Hören Sie auf, zuzulassen, dass ein einziger defekter Lampenstrahl Ihre gesamte Produktionscharge zerstört.
Bei der Herstellung von Biosensoren ist es kein kleines Problem, wenn eine Lampe ausfällt – es handelt sich dabei vielmehr um einen Albtraum. Man verliert nicht nur die Glühbirne, sondern auch die ganze Produktionscharge. Durch die Glasscherben und die Rückstände des Halogeneids wird das Reinraumumfeld sofort zu einem Chaos – die Produktion kommt zum Stillstand.
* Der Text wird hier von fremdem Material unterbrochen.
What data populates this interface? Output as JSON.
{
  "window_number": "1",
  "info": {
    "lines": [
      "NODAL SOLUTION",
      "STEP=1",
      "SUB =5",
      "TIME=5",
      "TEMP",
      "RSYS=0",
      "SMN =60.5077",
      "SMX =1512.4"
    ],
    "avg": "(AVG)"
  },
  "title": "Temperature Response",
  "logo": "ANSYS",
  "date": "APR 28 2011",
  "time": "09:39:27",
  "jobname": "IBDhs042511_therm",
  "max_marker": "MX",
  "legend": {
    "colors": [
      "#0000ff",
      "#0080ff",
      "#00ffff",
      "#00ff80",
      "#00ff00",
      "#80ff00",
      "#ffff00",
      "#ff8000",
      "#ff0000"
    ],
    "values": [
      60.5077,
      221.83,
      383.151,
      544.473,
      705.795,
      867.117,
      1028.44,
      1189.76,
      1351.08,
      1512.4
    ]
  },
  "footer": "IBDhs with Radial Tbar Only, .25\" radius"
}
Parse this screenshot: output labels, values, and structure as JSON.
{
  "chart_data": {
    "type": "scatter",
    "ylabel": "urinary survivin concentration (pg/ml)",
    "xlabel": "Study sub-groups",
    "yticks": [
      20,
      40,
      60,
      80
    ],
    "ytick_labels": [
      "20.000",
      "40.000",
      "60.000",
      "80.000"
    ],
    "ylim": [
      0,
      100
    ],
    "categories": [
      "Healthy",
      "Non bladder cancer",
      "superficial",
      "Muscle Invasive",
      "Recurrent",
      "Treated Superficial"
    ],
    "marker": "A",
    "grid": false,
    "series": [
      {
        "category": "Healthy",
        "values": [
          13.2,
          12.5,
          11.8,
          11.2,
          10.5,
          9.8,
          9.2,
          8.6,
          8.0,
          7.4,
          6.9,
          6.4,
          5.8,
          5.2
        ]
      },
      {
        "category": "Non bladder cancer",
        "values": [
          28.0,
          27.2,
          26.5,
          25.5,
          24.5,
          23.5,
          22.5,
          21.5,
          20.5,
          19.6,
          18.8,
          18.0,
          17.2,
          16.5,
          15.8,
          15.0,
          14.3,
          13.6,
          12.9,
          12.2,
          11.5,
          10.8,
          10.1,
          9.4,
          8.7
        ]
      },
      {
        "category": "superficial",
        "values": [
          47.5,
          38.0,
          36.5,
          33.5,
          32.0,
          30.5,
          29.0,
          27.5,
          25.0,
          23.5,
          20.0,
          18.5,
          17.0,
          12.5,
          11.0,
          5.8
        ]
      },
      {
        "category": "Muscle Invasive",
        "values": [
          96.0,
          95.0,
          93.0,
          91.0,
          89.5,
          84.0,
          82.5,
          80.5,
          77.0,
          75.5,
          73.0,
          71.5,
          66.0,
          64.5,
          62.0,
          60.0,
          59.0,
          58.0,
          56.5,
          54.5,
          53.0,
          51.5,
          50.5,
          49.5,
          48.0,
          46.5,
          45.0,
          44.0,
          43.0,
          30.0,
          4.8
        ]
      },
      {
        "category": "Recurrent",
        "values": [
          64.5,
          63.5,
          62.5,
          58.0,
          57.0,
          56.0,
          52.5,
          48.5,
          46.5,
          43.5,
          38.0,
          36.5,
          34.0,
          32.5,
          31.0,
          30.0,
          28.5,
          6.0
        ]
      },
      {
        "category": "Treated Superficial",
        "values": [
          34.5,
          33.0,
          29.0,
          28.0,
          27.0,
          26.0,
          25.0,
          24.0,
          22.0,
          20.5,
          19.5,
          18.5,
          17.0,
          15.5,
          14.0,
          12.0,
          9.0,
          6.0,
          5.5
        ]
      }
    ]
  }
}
Deshalb bauen wir unsere Infrarotlampen so, dass sie solchen Belastungen standhalten können. Wir wollen, dass sie hohe Arbeitslasten bewältigen können, ohne dass dadurch die Produktionsstätte zur Katastrophengebiet wird.
Vermeidung von Unordnung
Die meisten Lampen versagen, weil sie den thermischen Schock nicht verkraften können – im Grunde genommen werden sie durch die hohen Leistungen sowie die schnellen Temperaturwechsel überlastet. Um dieses Problem zu lösen, verwenden wir hochreinen geschmolzenen Quarz. Dieser dehnt oder schrumpft kaum, sodass er selbst bei schnellen Stromwechseln stabil bleibt.
Aber damit sind wir noch nicht fertig. Wir fügen außerdem eine Schutzschicht hinzu – man kann sie als verstärkten Quarzschild betrachten. Wenn der innere Faden der Lampe ausfällt oder der Tubus Risse bekommt, fängt die äußere Schicht alles auf. So landen keine Schäden auf den Wafern – und es entsteht kein Chaos im Labor. Es handelt sich dabei um einen einfachen Sicherheitsmechanismus, der dafür sorgt, dass die Produktion weiterlaufen kann.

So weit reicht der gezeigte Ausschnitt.